Dr Noseda’s team is based at Imperial College London, the historic home of many past breakthroughs in heart research. With help from gifts in Wills, she and her team could make it the home of the future breakthroughs that help us finally defeat heart failure.

Dr Noseda and her team have mapped out the human heart in astonishing detail. They’ve discovered unique features of different cell types – and that each area of the heart has a specific set of cells.

This image shows the innermost layer of the heart wall, the endocardium. A single layer of cells, it shows perfectly how the heart can be strong and delicate at the same time.

The endothelium is the layer of cells that line the inside of the heart and blood vessels. A healthy endothelium helps to keep our blood vessels relaxed, and helps the flow of blood. It also releases substances that help prevent harmful blood clots and inflammation.

If Dr Noseda can understand what makes each type of heart cell special, she’ll be able to compare the differences between healthy hearts and diseased ones.

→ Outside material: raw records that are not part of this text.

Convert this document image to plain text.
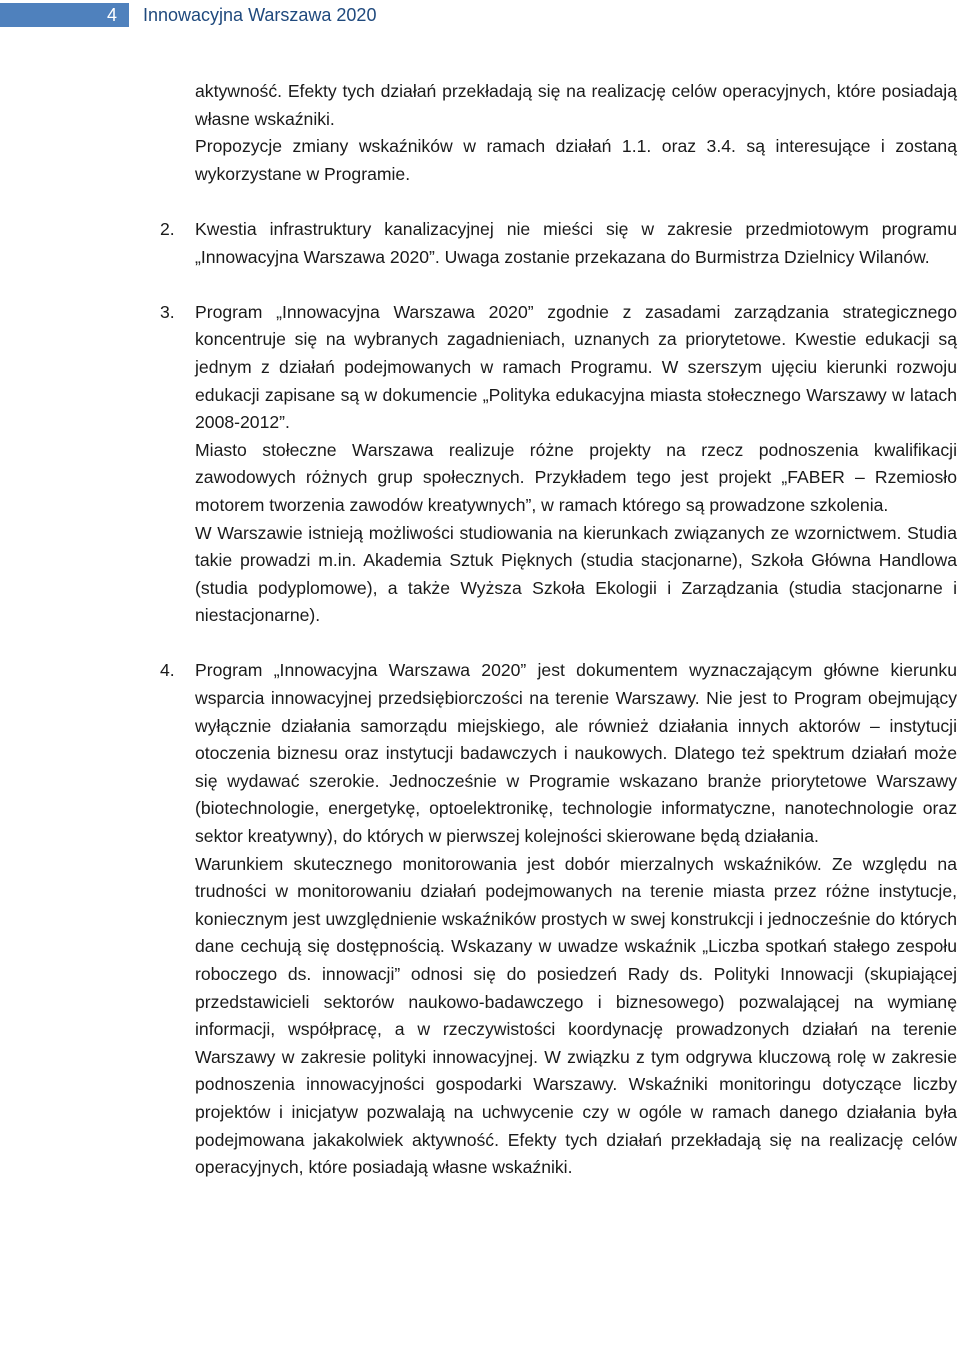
4	Innowacyjna Warszawa 2020

aktywność. Efekty tych działań przekładają się na realizację celów operacyjnych, które posiadają własne wskaźniki.

Propozycje zmiany wskaźników w ramach działań 1.1. oraz 3.4. są interesujące i zostaną wykorzystane w Programie.

2.	Kwestia infrastruktury kanalizacyjnej nie mieści się w zakresie przedmiotowym programu „Innowacyjna Warszawa 2020”. Uwaga zostanie przekazana do Burmistrza Dzielnicy Wilanów.

3.	Program „Innowacyjna Warszawa 2020” zgodnie z zasadami zarządzania strategicznego koncentruje się na wybranych zagadnieniach, uznanych za priorytetowe. Kwestie edukacji są jednym z działań podejmowanych w ramach Programu. W szerszym ujęciu kierunki rozwoju edukacji zapisane są w dokumencie „Polityka edukacyjna miasta stołecznego Warszawy w latach 2008-2012”.

Miasto stołeczne Warszawa realizuje różne projekty na rzecz podnoszenia kwalifikacji zawodowych różnych grup społecznych. Przykładem tego jest projekt „FABER – Rzemiosło motorem tworzenia zawodów kreatywnych”, w ramach którego są prowadzone szkolenia.

W Warszawie istnieją możliwości studiowania na kierunkach związanych ze wzornictwem. Studia takie prowadzi m.in. Akademia Sztuk Pięknych (studia stacjonarne), Szkoła Główna Handlowa (studia podyplomowe), a także Wyższa Szkoła Ekologii i Zarządzania (studia stacjonarne i niestacjonarne).

4.	Program „Innowacyjna Warszawa 2020” jest dokumentem wyznaczającym główne kierunku wsparcia innowacyjnej przedsiębiorczości na terenie Warszawy. Nie jest to Program obejmujący wyłącznie działania samorządu miejskiego, ale również działania innych aktorów – instytucji otoczenia biznesu oraz instytucji badawczych i naukowych. Dlatego też spektrum działań może się wydawać szerokie. Jednocześnie w Programie wskazano branże priorytetowe Warszawy (biotechnologie, energetykę, optoelektronikę, technologie informatyczne, nanotechnologie oraz sektor kreatywny), do których w pierwszej kolejności skierowane będą działania.

Warunkiem skutecznego monitorowania jest dobór mierzalnych wskaźników. Ze względu na trudności w monitorowaniu działań podejmowanych na terenie miasta przez różne instytucje, koniecznym jest uwzględnienie wskaźników prostych w swej konstrukcji i jednocześnie do których dane cechują się dostępnością. Wskazany w uwadze wskaźnik „Liczba spotkań stałego zespołu roboczego ds. innowacji” odnosi się do posiedzeń Rady ds. Polityki Innowacji (skupiającej przedstawicieli sektorów naukowo-badawczego i biznesowego) pozwalającej na wymianę informacji, współpracę, a w rzeczywistości koordynację prowadzonych działań na terenie Warszawy w zakresie polityki innowacyjnej. W związku z tym odgrywa kluczową rolę w zakresie podnoszenia innowacyjności gospodarki Warszawy. Wskaźniki monitoringu dotyczące liczby projektów i inicjatyw pozwalają na uchwycenie czy w ogóle w ramach danego działania była podejmowana jakakolwiek aktywność. Efekty tych działań przekładają się na realizację celów operacyjnych, które posiadają własne wskaźniki.
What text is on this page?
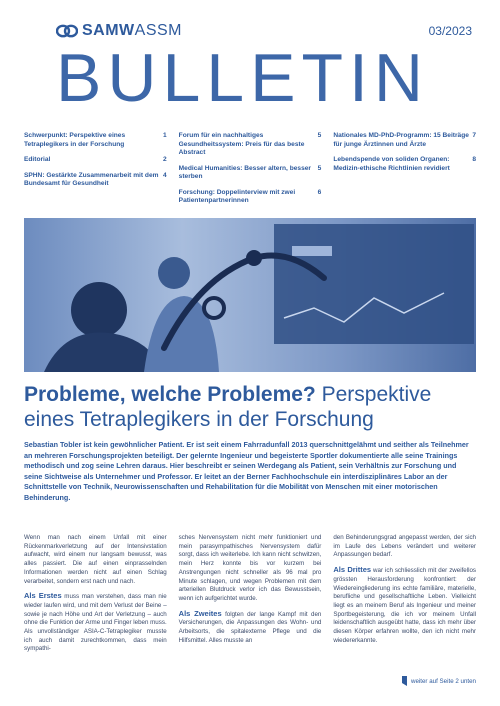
SAMWASSM	03/2023
BULLETIN
1
Schwerpunkt: Perspektive eines Tetraplegikers in der Forschung
2
Editorial
4
SPHN: Gestärkte Zusammenarbeit mit dem Bundesamt für Gesundheit
5
Forum für ein nachhaltiges Gesundheitssystem: Preis für das beste Abstract
5
Medical Humanities: Besser altern, besser sterben
6
Forschung: Doppelinterview mit zwei Patientenpartnerinnen
7
Nationales MD-PhD-Programm: 15 Beiträge für junge Ärztinnen und Ärzte
8
Lebendspende von soliden Organen: Medizin-ethische Richtlinien revidiert
Probleme, welche Probleme? Perspektive eines Tetraplegikers in der Forschung
Sebastian Tobler ist kein gewöhnlicher Patient. Er ist seit einem Fahrradunfall 2013 querschnittgelähmt und seither als Teilnehmer an mehreren Forschungsprojekten beteiligt. Der gelernte Ingenieur und begeisterte Sportler dokumentierte alle seine Trainings methodisch und zog seine Lehren daraus. Hier beschreibt er seinen Werdegang als Patient, sein Verhältnis zur Forschung und seine Sichtweise als Unternehmer und Professor. Er leitet an der Berner Fachhochschule ein interdisziplinäres Labor an der Schnittstelle von Technik, Neurowissenschaften und Rehabilitation für die Mobilität von Menschen mit einer motorischen Behinderung.

Wenn man nach einem Unfall mit einer Rückenmarkverletzung auf der Intensivstation aufwacht, wird einem nur langsam bewusst, was alles passiert. Die auf einen einprasselnden Informationen werden nicht auf einen Schlag verarbeitet, sondern erst nach und nach.

Als Erstes muss man verstehen, dass man nie wieder laufen wird, und mit dem Verlust der Beine – sowie je nach Höhe und Art der Verletzung – auch ohne die Funktion der Arme und Finger leben muss. Als unvollständiger ASIA-C-Tetraplegiker musste ich auch damit zurechtkommen, dass mein sympathi-

sches Nervensystem nicht mehr funktioniert und mein parasympathisches Nervensystem dafür sorgt, dass ich weiterlebe. Ich kann nicht schwitzen, mein Herz konnte bis vor kurzem bei Anstrengungen nicht schneller als 96 mal pro Minute schlagen, und wegen Problemen mit dem arteriellen Blutdruck verlor ich das Bewusstsein, wenn ich aufgerichtet wurde.

Als Zweites folgten der lange Kampf mit den Versicherungen, die Anpassungen des Wohn- und Arbeitsorts, die spitalexterne Pflege und die Hilfsmittel. Alles musste an

den Behinderungsgrad angepasst werden, der sich im Laufe des Lebens verändert und weiterer Anpassungen bedarf.

Als Drittes war ich schliesslich mit der zweifellos grössten Herausforderung konfrontiert: der Wiedereingliederung ins echte familiäre, materielle, berufliche und gesellschaftliche Leben. Vielleicht liegt es an meinem Beruf als Ingenieur und meiner Sportbegeisterung, die ich vor meinem Unfall leidenschaftlich ausgeübt hatte, dass ich mehr über diesen Körper erfahren wollte, den ich nicht mehr wiedererkannte.

weiter auf Seite 2 unten
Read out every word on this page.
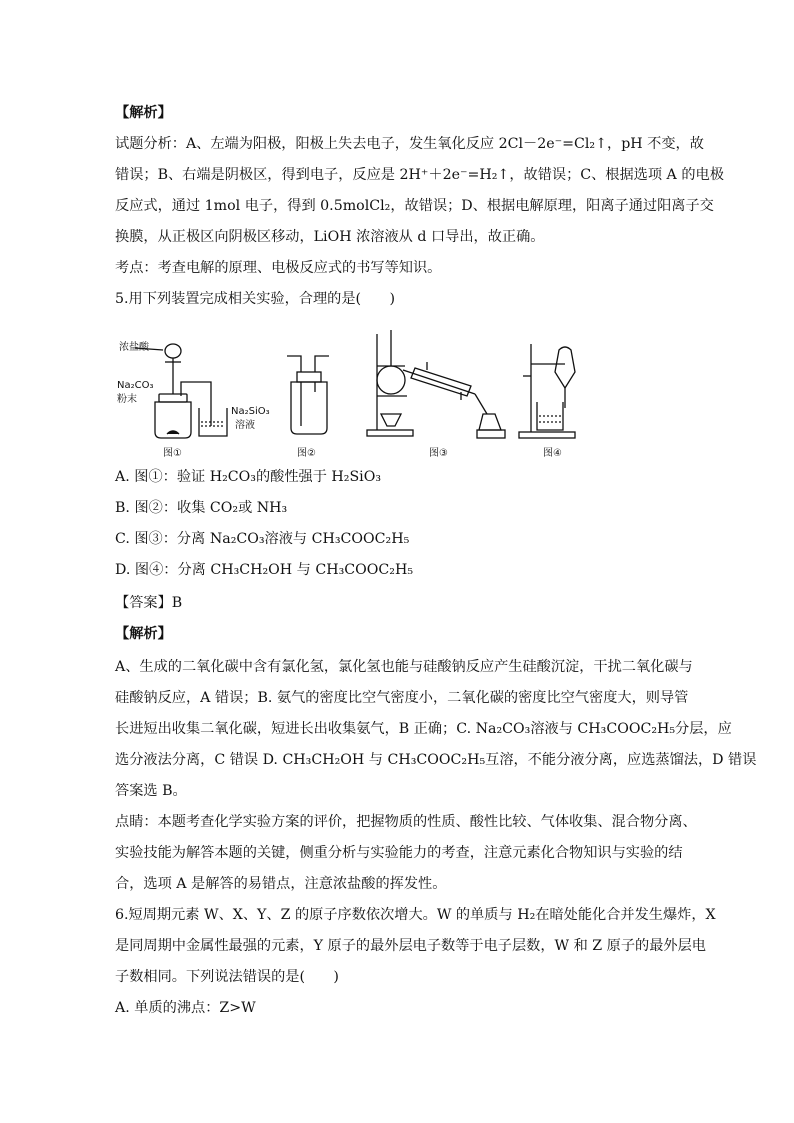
【解析】
试题分析：A、左端为阳极，阳极上失去电子，发生氧化反应 2Cl－2e⁻=Cl₂↑，pH 不变，故
错误；B、右端是阴极区，得到电子，反应是 2H⁺＋2e⁻=H₂↑，故错误；C、根据选项 A 的电极
反应式，通过 1mol 电子，得到 0.5molCl₂，故错误；D、根据电解原理，阳离子通过阳离子交
换膜，从正极区向阴极区移动，LiOH 浓溶液从 d 口导出，故正确。
考点：考查电解的原理、电极反应式的书写等知识。
5.用下列装置完成相关实验，合理的是(　　)
浓盐酸
Na₂CO₃
粉末
Na₂SiO₃
溶液
图①	图②	图③	图④
A. 图①：验证 H₂CO₃的酸性强于 H₂SiO₃
B. 图②：收集 CO₂或 NH₃
C. 图③：分离 Na₂CO₃溶液与 CH₃COOC₂H₅
D. 图④：分离 CH₃CH₂OH 与 CH₃COOC₂H₅
【答案】B
【解析】
A、生成的二氧化碳中含有氯化氢，氯化氢也能与硅酸钠反应产生硅酸沉淀，干扰二氧化碳与
硅酸钠反应，A 错误；B. 氨气的密度比空气密度小，二氧化碳的密度比空气密度大，则导管
长进短出收集二氧化碳，短进长出收集氨气，B 正确；C. Na₂CO₃溶液与 CH₃COOC₂H₅分层，应
选分液法分离，C 错误 D. CH₃CH₂OH 与 CH₃COOC₂H₅互溶，不能分液分离，应选蒸馏法，D 错误
答案选 B。
点睛：本题考查化学实验方案的评价，把握物质的性质、酸性比较、气体收集、混合物分离、
实验技能为解答本题的关键，侧重分析与实验能力的考查，注意元素化合物知识与实验的结
合，选项 A 是解答的易错点，注意浓盐酸的挥发性。
6.短周期元素 W、X、Y、Z 的原子序数依次增大。W 的单质与 H₂在暗处能化合并发生爆炸，X
是同周期中金属性最强的元素，Y 原子的最外层电子数等于电子层数，W 和 Z 原子的最外层电
子数相同。下列说法错误的是(　　)
A. 单质的沸点：Z>W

In the future, that knowledge could be used to give people treatments bespoke to their condition and develop drugs which target only the cells that aren’t working properly – such as those damaged by a heart attack.

This image shows cardiac myocytes. These cells, which make up the muscles of the heart and make it contract, have a single nucleus in the middle – the part that contains the cell’s genetic material. This is a key difference between these cells and other muscle cells (like those which, for example, move our arms and legs) which have many nuclei.

Dr Nodesa’s work, and the gifts left to the BHF that could help fund it, could even get us closer to developing heart cell regeneration – and put an end to heart failure.